We have acted as your counsel in connection with the preparation of the Prospectus Supplement. We are familiar with the proceedings taken by the Board of Directors of the Company in connection with the authorization, issuance and sale of the Shares. We have examined all such documents as we have considered necessary in order to enable us to render this opinion, including, but not limited to, (i) the Registration Statement, (ii) the Prospectus dated April 26, 2018 included with the Registration Statement (the “Prospectus”), (iii) the Prospectus Supplement, (iv) the Company’s Articles of Incorporation, as amended, (v) the Company’s By-Laws, as amended, (vi) certain resolutions adopted by the Board of Directors of the Company, (vii) corporate records and instruments, and (viii) such laws and regulations as we have deemed necessary for the purposes of rendering the opinions set forth herein. In our examination, we have assumed the legal capacity of all natural persons, the authenticity of and conformity to originals of such documents that have been presented to us as photostatic copies, the accuracy, completeness and authenticity of certificates of public officials, the due execution and delivery of all documents (except that no such assumption is made as to the Company) where due execution and delivery are a prerequisite to the effectiveness thereof, and that the Shares will be issued against payment of valid consideration under applicable law. As to any facts material to the opinions expressed herein, which were not independently established or verified, we have relied upon statements and representations of officers of the Company.

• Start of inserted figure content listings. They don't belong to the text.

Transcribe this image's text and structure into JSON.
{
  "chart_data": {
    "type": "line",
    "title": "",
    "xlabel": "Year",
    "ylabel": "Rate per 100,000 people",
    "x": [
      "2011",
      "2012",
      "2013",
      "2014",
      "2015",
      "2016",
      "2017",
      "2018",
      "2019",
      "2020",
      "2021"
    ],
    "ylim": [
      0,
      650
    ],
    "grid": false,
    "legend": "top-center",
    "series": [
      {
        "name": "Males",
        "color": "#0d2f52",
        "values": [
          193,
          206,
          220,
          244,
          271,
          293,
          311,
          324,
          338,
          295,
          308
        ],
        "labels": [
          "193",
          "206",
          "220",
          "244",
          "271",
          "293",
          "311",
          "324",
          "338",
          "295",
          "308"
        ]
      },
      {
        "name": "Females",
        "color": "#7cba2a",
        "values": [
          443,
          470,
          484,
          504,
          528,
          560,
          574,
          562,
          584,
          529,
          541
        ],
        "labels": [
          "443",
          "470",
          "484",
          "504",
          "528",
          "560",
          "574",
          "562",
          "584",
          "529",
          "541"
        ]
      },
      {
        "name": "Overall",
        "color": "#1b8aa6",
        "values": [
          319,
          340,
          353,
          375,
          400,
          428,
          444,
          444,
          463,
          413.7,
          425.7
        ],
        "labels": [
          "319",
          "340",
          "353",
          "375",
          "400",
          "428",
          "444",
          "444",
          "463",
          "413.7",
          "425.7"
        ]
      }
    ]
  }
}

Based upon the foregoing, we are of the opinion that the Shares have been duly authorized and, when issued and delivered by the Company against payment therefor as set forth in the Prospectus Supplement, will be validly issued, fully paid and non-assessable.
We assume no obligation to supplement this opinion if any applicable law changes after the date hereof or if we become aware of any fact that may change the opinion expressed herein after the date hereof.
We hereby consent to the filing of this opinion as part of the Registration Statement and to the reference of our firm under the caption “Legal Matters” in the Prospectus Supplement. In giving such consent, we do not hereby admit that we are in the category of persons whose consent is required under Section 7 of the Act or the rules and regulations of the Commission.